The Champions League will use a camera-based system to judge offside calls in the group stage of this season’s competition, UEFA has confirmed.
Semi-Automated Offside Technology, which was approved last month by FIFA for the World Cup in Qatar, uses multiple cameras to track players’ limbs and the moment when a key pass is made.
Controversial calls have occurred across Europe, with on-screen lines drawn for marginal calls criticised for resulting in ‘armpit offsides’.
But UEFA says the specialised system, which can monitor 29 different body points on a player, will determine offside decisions “quickly and more accurately”.
The new technology will be in place for the Super Cup game between last season’s Champions League winners Real Madrid and Europa League winners Eintracht Frankfurt in Helsinki on August 10, before being deployed in this season’s top club competition from September 6.
“UEFA is constantly looking for new technological solutions to improve the game and support the work of the referees,” UEFA’s chief refereeing officer, Roberto Rosetti, said in a statement. “This innovative system will allow VAR teams to determine offside situations quickly and more accurately, enhancing the flow of the game and the consistency of the decisions.”

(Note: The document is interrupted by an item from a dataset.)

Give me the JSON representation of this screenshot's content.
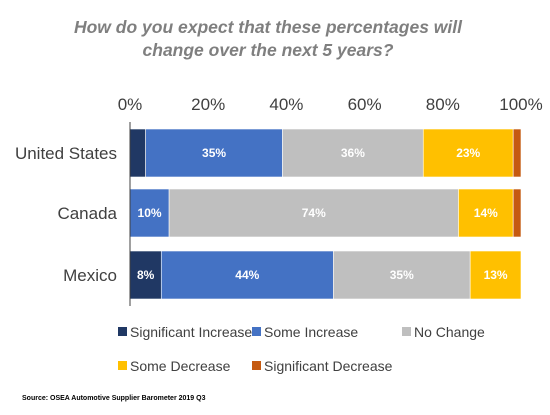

Why the 2022 World Cup will feature semi-automated offsides
The governing body said 188 tests had been performed since 2020, with the system checked in all matches in last season’s Champions League, the knock-out stage of the Women’s Champions League, and the whole of Euro 2022, as well as the other club competition finals.
“The system is ready to be used in official matches and implemented at each Champions League venue”, Rosetti added.
UEFA also confirmed that Premier League referee Michael Oliver would take charge of the Super Cup contest.